W przypadku OS X najpierw uruchamiamy aplikację na pełnym ekranie, a następnie w zarządzaniu pulpitami przeciągamy na tak wypełniony obszar inne okno – wtedy ekran jest dzielony na dwie aplikacje, a my możemy regulować zajmowane przez nie miejsce. Nie jest to tak wygodne, jak zwykłe przesunięcie okna na bok w Aero Snap. Brakuje tu przeciągania na narożniki, a porównując do Windows 10 także asystenta, który pokazuje nam otwarte aplikacje i umożliwia wybór okna do dostawienia. Pod tym względem nowa odsłona okienek jest moim zdaniem szalenie wygodna i OS X niczego takiego nie oferuje. Korzystanie z protez nieco wygodę poprawia, ale dla osoby przyzwyczajonej i tak nie będzie to rozwiązanie równie komfortowe. Z drugiej strony, wspomniane protezy mają dodatkowe funkcje, jak np. tworzenie stref upuszczania okien w dowolnym miejscu na pulpicie. Mamy więc coś za coś.

OS X zamiast Windows #3

Początkowo prawdziwym koszmarem były dla mnie fonty w OS X. Ich wygładzanie i skalowanie jest realizowane inaczej, niż na Windows i to widać – fakt faktem, okazało się, że to system Microsoftu robi to źle z punktu widzenia poprawności takich operacji, ale wyglądają one dobrze dla zwykłego użytkownika, a ja nie zajmuję się np. DTP i mnie ta poprawność niewiele obchodzi. Liczą się wrażenia. Problem dotyczy jedynie zewnętrznych wyświetlaczy, które nie mogą się pochwalić wysokim zagęszczeniem pikseli. Na wbudowanym ekranie jest cudownie, na dodatkowym czar pryska i fonty wydają się postrzępione, sztucznie pogrubione, nieprawidłowe. W tym wypadku walka była długa: próbowałem podmiany fontów, zmiany ustawień wygładzania. Regulacji rozpoznawania wyświetlacza – monitor był bowiem wykrywany jako TV, aby to zmienić, należy wyłączyć ochronę systemu, użyć skryptu w ruby, dograć odpowiednie pliki… zaraz zaraz, miało być przecież lepiej, niż na Windows, prawda?

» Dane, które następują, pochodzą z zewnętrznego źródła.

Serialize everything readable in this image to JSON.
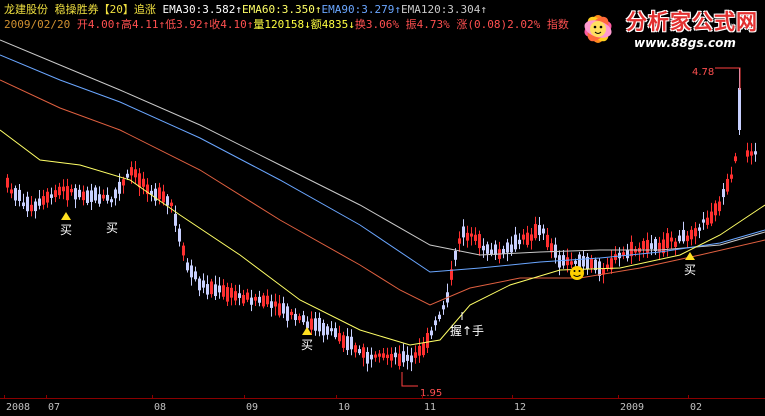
{
  "header": {
    "line1": [
      {
        "text": "龙建股份",
        "color": "#f0e040"
      },
      {
        "text": " 稳操胜券【20】追涨 ",
        "color": "#f0e040"
      },
      {
        "text": "EMA30:3.582↑",
        "color": "#ffffff"
      },
      {
        "text": "EMA60:3.350↑",
        "color": "#ffff66"
      },
      {
        "text": "EMA90:3.279↑",
        "color": "#6aa6ff"
      },
      {
        "text": "EMA120:3.304↑",
        "color": "#c9c9c9"
      }
    ],
    "line2": [
      {
        "text": "2009/02/20 ",
        "color": "#d09030"
      },
      {
        "text": "开4.00↑",
        "color": "#ff5050"
      },
      {
        "text": "高4.11↑",
        "color": "#ff5050"
      },
      {
        "text": "低3.92↑",
        "color": "#ff5050"
      },
      {
        "text": "收4.10↑",
        "color": "#ff5050"
      },
      {
        "text": "量120158↓",
        "color": "#ffff40"
      },
      {
        "text": "额4835↓",
        "color": "#ffff40"
      },
      {
        "text": "换3.06%",
        "color": "#ff5050"
      },
      {
        "text": " 振4.73%",
        "color": "#ff5050"
      },
      {
        "text": " 涨(0.08)2.02%",
        "color": "#ff5050"
      },
      {
        "text": " 指数",
        "color": "#ff5050"
      }
    ]
  },
  "watermark": {
    "title": "分析家公式网",
    "url": "www.88gs.com"
  },
  "annotations": [
    {
      "text": "4.78",
      "kind": "high"
    },
    {
      "text": "1.95",
      "kind": "low"
    },
    {
      "text": "买",
      "kind": "buy"
    },
    {
      "text": "买",
      "kind": "buy"
    },
    {
      "text": "买",
      "kind": "buy"
    },
    {
      "text": "握↑手",
      "kind": "label"
    },
    {
      "text": "买",
      "kind": "buy"
    }
  ],
  "x_axis": {
    "labels": [
      "2008",
      "07",
      "08",
      "09",
      "10",
      "11",
      "12",
      "2009",
      "02"
    ]
  },
  "colors": {
    "up": "#ff3030",
    "down": "#c8d0ff",
    "ema30": "#ffffff",
    "ema60": "#ffff66",
    "ema90": "#e06040",
    "ema120": "#6aa6ff",
    "ema_long": "#c9c9c9"
  },
  "chart_data": {
    "type": "candlestick",
    "ylim": [
      1.9,
      5.0
    ],
    "high_marker": 4.78,
    "low_marker": 1.95
  }
}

Aero Snap: w tym przypadku Apple może uczyć się od Microsoftu, jak wygodnie można zarządzać wieloma oknami aplikacji.

No cóż, nie zawsze się tak da. OS X nie jest idealny. Ostatecznie walkę przegrałem, zaakceptowałem to, co jest i po kilku dniach się przyzwyczaiłem. Teraz fonty w Windows wydają mi się „zbyt ostre” i pozbawione otoczki, która uprzyjemnia czytanie. Z przyzwyczajeniem da się więc wygrać, choć może to wymagać nieco czasu. Kapitalna jest natomiast obsługa skalowania ekranu i obsługa wielu monitorów z różnymi ustawieniami. To po prostu działa i daje się normalnie regulować. A Windows? Spróbujcie na 13” i np. FHD uruchomić Origina albo MMC. Obraz nędzy i rozpaczy. W Windows brakuje też spójności: dziesiątka to na chwilę obecną siedem różnych rodzajów menu kontekstowego. Na OS X jest to realizowane o wiele lepiej, choć i tu występują czasami różnice w wyglądzie niektórych elementów.

OS X zamiast Windows #4

Niektóre elementy mogą jednak sprawiać problemy. Wspominałem o braku maksymalizacji. Przycisk zamykania okien również zachowuje się inaczej bo… zamyka okna. To wcale nie oznacza zamknięcia aplikacji. Aby to zrobić, trzeba sięgnąć do docka, albo skorzystać z odpowiedniego skrótu klawiszowego. Było to dla mnie początkowo bardzo mylące. Podobnie zresztą, jak i inne zachowania. Pliki wyszukujemy kombinacją CTRL+F, szukanie następnego elementu to już nie F3 (jak w Windows), lecz CTRL+G. Początkowo wydaje się dziwne, a po chwili człowiek stwierdza: a czemu miałoby być właściwie to F3? Bo Windows tak ma? A czy to jest w ogóle logiczne? Skrót G odnosi się przynajmniej do np. słowa go, co dużo bardziej pasuje do dalszego wyszukiwania. Takich perełek jest więcej i natykam się na nie co jakiś czas – najczęściej (choć nie zawsze!) wychodzi na to, że OS X wypada logiczniej.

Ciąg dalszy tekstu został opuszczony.